The Maine Historical Society is located in Portland, Maine.  Members have access to a number of resources including the Brown Library housing over 100,000 printed books and manuscripts.  The MHS provides tours of the Wadsworth-Longfellow House and Garden. There is also an onsite museum with a current exhibit on how electricity came to Maine.  An incredible resource to researchers/genealogists for family and general history of Maine is the affiliation that the MHS has with the Maine Memory Network, a digital database of thousands of historical items. The engraving above shows the grounds and buildings of a women's seminary school in 1870 which then existed in Westbrook.

The American-French Genealogical Society is less than an hours drive from my current residence in Massachusetts.  Devoted to people of French-Canadian ancestry, the society houses a research library and publishes a semi-annual journal.  On my first research visit to the library, I found a book on the Alberts which listed the marriages of some very distant ancestors in my line, i.e., Gabriel and Pierre Albert.
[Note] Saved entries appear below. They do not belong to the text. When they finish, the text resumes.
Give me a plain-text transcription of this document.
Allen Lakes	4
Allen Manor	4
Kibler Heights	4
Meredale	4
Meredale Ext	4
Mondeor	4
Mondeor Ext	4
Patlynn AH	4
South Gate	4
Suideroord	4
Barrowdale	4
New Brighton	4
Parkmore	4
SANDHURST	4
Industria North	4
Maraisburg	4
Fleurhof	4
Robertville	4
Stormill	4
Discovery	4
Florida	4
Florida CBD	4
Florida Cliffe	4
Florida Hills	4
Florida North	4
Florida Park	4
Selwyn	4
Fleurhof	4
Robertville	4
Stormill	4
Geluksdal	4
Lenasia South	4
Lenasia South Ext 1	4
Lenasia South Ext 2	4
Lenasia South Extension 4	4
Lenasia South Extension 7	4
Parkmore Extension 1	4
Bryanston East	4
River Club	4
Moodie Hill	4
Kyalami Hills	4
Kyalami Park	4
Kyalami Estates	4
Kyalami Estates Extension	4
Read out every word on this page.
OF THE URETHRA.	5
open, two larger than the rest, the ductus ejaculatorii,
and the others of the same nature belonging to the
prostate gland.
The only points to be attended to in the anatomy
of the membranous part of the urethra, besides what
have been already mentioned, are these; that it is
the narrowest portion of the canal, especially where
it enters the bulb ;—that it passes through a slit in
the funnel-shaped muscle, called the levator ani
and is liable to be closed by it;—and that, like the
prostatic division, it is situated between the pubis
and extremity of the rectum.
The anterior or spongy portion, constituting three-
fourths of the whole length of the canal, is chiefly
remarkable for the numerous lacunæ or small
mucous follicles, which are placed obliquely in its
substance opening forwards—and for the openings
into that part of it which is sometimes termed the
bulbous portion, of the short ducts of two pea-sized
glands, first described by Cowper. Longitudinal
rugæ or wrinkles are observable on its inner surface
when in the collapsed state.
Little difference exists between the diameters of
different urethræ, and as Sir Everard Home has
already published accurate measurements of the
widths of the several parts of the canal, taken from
The American Antiquarian Society in Worcester, MA is a research library housing “the largest and most accessible collection of printed materials from first contact through 1876 in what is now the United States, the West Indies and parts of Canada”.  After viewing the informational video about the library, I was compelled to take advantage of this incredible resource for researchers.  Famous people like author and historian, David McCullough, have researched in this library. Using the online catalog before I arrived, I identified three books which I requested to be pulled from the shelves (only resident librarians can access the stacks).  One of the books is called Washington Heights Manhattan - Its Eventful Past by Reginald Bolton.  In this book was a whole chapter on the Dykemans, one of my paternal lines, who lived in Manhattan during the Dutch years. The picture displayed was taken during my visit in February.